Amon Tobin

    The Foley Room


    Out from Out Where (2002) was the apotheosis of Amon Tobin’s dark conjuring: The melodies and ethereal effects were merely the foot soldiers for his percussive war machine. He left loops behind long ago, layering sounds into claustrophobic landscapes, and although his 2005 soundtrack for the Splinter Cell: Chaos Theory video game continued the frantic engagement, Tobin needed a new direction. He changes techniques with The Foley Room, keeping the same sensibilities but sampling found sounds, from motorbikes to metal scrapings, from snarling lions to scuttling insects.



    The result isn’t avant-garde, industrial, or minimal. Tobin’s sense of breakbeat science remains intact; he’s simply broadened his palette of source material. Still, a shift is clear from the start: The strings of the Kronos Quartet lead the album, the drums finally taking their cue at the two-minute mark. The Foley Room still has its beautiful yet bruising moments, but the choral touches that before might have been used to haunting effect are decidedly lighter in tone. It’s not exactly the breezy Brazilian jazz that helped form his early work, but the change in sampling technique seems to have lifted some of the shadows.

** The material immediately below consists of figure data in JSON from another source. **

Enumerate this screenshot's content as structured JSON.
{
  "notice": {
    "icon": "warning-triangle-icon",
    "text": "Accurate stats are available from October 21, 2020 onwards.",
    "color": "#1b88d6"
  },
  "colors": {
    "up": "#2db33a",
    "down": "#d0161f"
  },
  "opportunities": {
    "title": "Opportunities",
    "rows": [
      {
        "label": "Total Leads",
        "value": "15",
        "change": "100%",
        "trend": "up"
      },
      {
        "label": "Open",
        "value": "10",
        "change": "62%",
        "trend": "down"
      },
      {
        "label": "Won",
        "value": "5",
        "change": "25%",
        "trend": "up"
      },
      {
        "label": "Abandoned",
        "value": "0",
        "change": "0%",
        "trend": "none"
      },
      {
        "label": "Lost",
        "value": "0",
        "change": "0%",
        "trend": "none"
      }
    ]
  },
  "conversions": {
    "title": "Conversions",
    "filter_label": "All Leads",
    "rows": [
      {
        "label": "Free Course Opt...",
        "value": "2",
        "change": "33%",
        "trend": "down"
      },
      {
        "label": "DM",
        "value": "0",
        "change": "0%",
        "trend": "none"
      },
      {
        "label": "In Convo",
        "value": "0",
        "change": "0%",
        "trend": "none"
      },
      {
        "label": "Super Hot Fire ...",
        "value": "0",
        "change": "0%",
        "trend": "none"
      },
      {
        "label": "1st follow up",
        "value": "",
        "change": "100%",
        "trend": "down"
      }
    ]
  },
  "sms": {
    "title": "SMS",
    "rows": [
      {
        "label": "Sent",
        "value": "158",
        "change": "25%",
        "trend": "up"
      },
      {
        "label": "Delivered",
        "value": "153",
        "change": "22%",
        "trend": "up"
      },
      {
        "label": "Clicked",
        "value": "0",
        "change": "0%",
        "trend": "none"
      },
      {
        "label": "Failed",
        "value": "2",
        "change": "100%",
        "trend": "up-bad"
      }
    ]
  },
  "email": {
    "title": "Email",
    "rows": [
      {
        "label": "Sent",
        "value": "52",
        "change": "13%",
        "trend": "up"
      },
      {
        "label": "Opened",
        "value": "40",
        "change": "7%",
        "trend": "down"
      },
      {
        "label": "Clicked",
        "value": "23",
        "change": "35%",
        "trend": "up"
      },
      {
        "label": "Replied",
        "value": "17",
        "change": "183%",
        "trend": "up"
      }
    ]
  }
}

    So, how compelling is the music? The deft touches and complex rhythms that separate Tobin from other beat mongers remain, but the occasional low-end droning you might remember from the excellent Supermodified (2000) also muddles up the flow on some tracks, like the appropriately gurgling “Kitchen Sink.” At best, Tobin’s tracks are amazing not only in their sheer sonic force, but also in providing dynamics that go at wonderfully divergent directions. Out from Out Where was often epic in scope — the tracks could be five minutes in and suddenly reveal a new movement. Most of the tracks on The Foley Room exhibit one dominant motif, lacking those shifts that would make them stand out. The album closes with “At the End of the Day,” a lean three minutes of beautiful strings and lumbering drums, ending when other Tobin tracks would just be getting started. The album has plenty of stirring moments, but it falls short of being truly engulfing with its sound.